Missouri thinks it might have an answer to the problems surrounding lethal injections: establish a state-run pharmacy.
In a speech to the Bar Association of Metropolitan St. Louis late last month, Missouri Attorney General Chris Koster called for a “state-operated, DEA-licensed laboratory to produce the execution chemicals in our state,” and urged the legislature to fund the country’s first pharmacy specifically for carrying out lethal injection.
By manufacturing its own drugs, the state could, in theory, get around several difficulties in administering executions. It wouldn’t have to rely on compounding pharmacies, which are often kept anonymous and are unregulated by the federal government. It would be able to have a consistent and adequate supply of drugs, helping the state avoid changes to its drug protocol and the use of drugs in untested combinations. And most importantly, the state might be able to avoid future lawsuits regarding the origins of lethal injection drugs, which have put a halt to many executions around the country—not to mention troublesome executions like that of Clayton Lockett in Oklahoma and Dennis McGuire in Ohio. Meanwhile, the Associated Press, the Guardian and three other news organizations have sued Missouri in an attempt to get the state Department of Corrections to reveal its drug sources. But even considering all that, the cost and sheer logistics of building a pharmacy from the ground up to manufacture a handful of drugs may not be worth it.

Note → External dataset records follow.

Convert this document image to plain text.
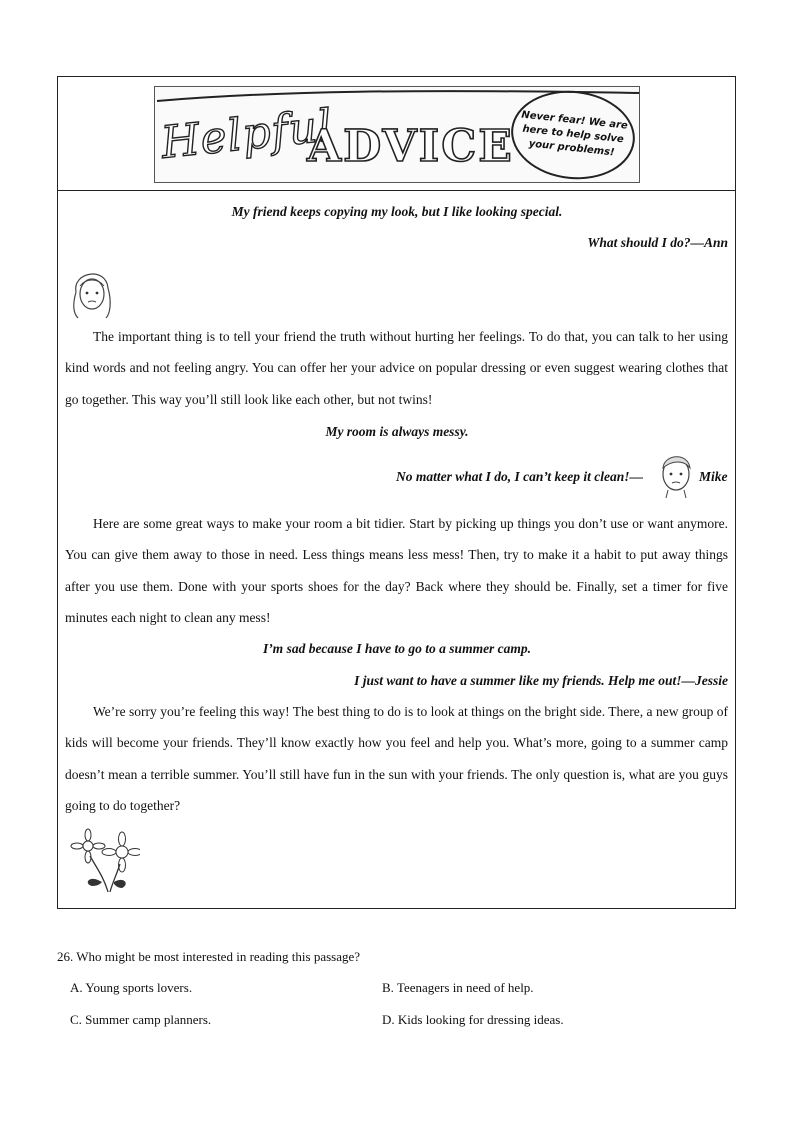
Helpful
ADVICE
Never fear! We are here to help solve your problems!
My friend keeps copying my look, but I like looking special.
What should I do?—Ann

The important thing is to tell your friend the truth without hurting her feelings. To do that, you can talk to her using kind words and not feeling angry. You can offer her your advice on popular dressing or even suggest wearing clothes that go together. This way you’ll still look like each other, but not twins!

My room is always messy.
No matter what I do, I can’t keep it clean!—	Mike

Here are some great ways to make your room a bit tidier. Start by picking up things you don’t use or want anymore. You can give them away to those in need. Less things means less mess! Then, try to make it a habit to put away things after you use them. Done with your sports shoes for the day? Back where they should be. Finally, set a timer for five minutes each night to clean any mess!

I’m sad because I have to go to a summer camp.
I just want to have a summer like my friends. Help me out!—Jessie

We’re sorry you’re feeling this way! The best thing to do is to look at things on the bright side. There, a new group of kids will become your friends. They’ll know exactly how you feel and help you. What’s more, going to a summer camp doesn’t mean a terrible summer. You’ll still have fun in the sun with your friends. The only question is, what are you guys going to do together?

26. Who might be most interested in reading this passage?
A. Young sports lovers.	B. Teenagers in need of help.
C. Summer camp planners.	D. Kids looking for dressing ideas.
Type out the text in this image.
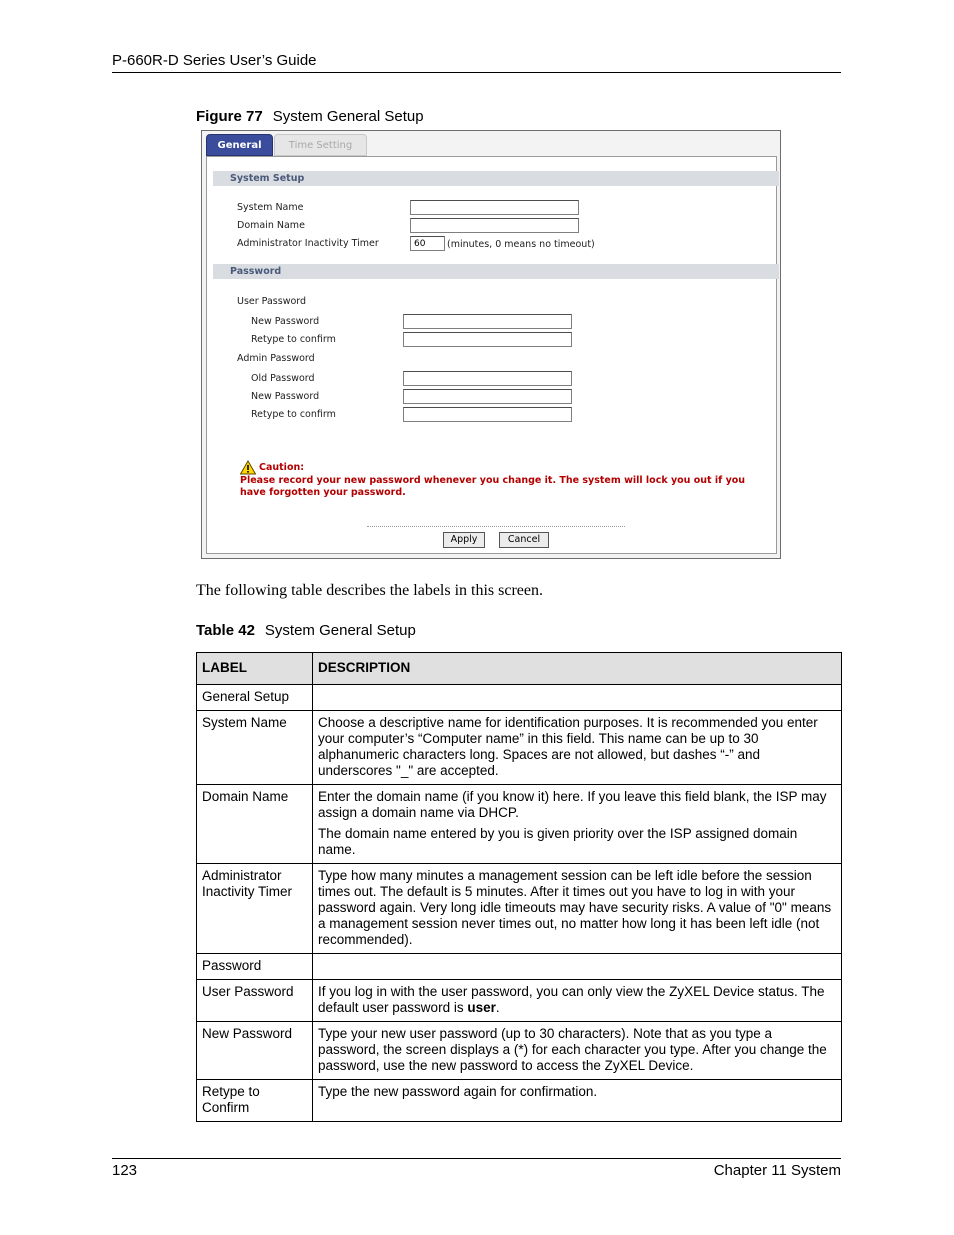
P-660R-D Series User’s Guide
Figure 77 System General Setup
General	Time Setting
System Setup
System Name
Domain Name
Administrator Inactivity Timer	60	(minutes, 0 means no timeout)
Password
User Password
New Password
Retype to confirm
Admin Password
Old Password
New Password
Retype to confirm
Caution:
Please record your new password whenever you change it. The system will lock you out if you have forgotten your password.
Apply	Cancel
The following table describes the labels in this screen.
Table 42 System General Setup
LABEL	DESCRIPTION
General Setup	
System Name	Choose a descriptive name for identification purposes. It is recommended you enter your computer’s “Computer name” in this field. This name can be up to 30 alphanumeric characters long. Spaces are not allowed, but dashes “-” and underscores "_" are accepted.
Domain Name	Enter the domain name (if you know it) here. If you leave this field blank, the ISP may assign a domain name via DHCP.

The domain name entered by you is given priority over the ISP assigned domain name.

Administrator Inactivity Timer	Type how many minutes a management session can be left idle before the session times out. The default is 5 minutes. After it times out you have to log in with your password again. Very long idle timeouts may have security risks. A value of "0" means a management session never times out, no matter how long it has been left idle (not recommended).
Password	
User Password	If you log in with the user password, you can only view the ZyXEL Device status. The default user password is user.
New Password	Type your new user password (up to 30 characters). Note that as you type a password, the screen displays a (*) for each character you type. After you change the password, use the new password to access the ZyXEL Device.
Retype to Confirm	Type the new password again for confirmation.
123	Chapter 11 System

“There’s no way I could justify the cost on something like that” if the state is only using it to produce just one or two drugs, says Ernie Gates, president of Gates Healthcare Associates, which consults and advises pharmacies. “The commitment would have to be significant.”
The suggestion by Missouri’s attorney general comes as states around the U.S. struggle to figure out how to keep executing by lethal injection. This year alone, 22 executions have been stayed, largely due to lawsuits involving the drugs being used and the secrecy surrounding them. The Lockett execution went so poorly in April that it elicited a response from President Obama, who called it “deeply troubling” and said he would ask the attorney general to look into the method’s problems.
Like most states with the death penalty, Missouri is struggling to obtain execution drugs. A few years ago, a number of pharmaceutical companies stopped manufacturing drugs for lethal injection, so many prisons turned to compounding pharmacies, which are not federally regulated and loosely monitored at the state level. Many prison systems and state legislatures have worked to protect the anonymity of those pharmacies, which fear consumer backlash if it becomes known that they’re involved in executions. The use of compounded drugs from unknown sources has triggered a series of lawsuits in which inmates are challenging the constitutionality of their executions, arguing that it’s impossible to know whether the drugs are safe and effective if they don’t know where they were made.
No state currently makes its own drugs for executions and instead relies on private drugmakers. Making their own would likely be an involved undertaking, the cost alone easily reaching $1 million, Gates says—not to mention the money needed to regularly staff pharmacists and pharmacy technicians, who often earn six-figure salaries.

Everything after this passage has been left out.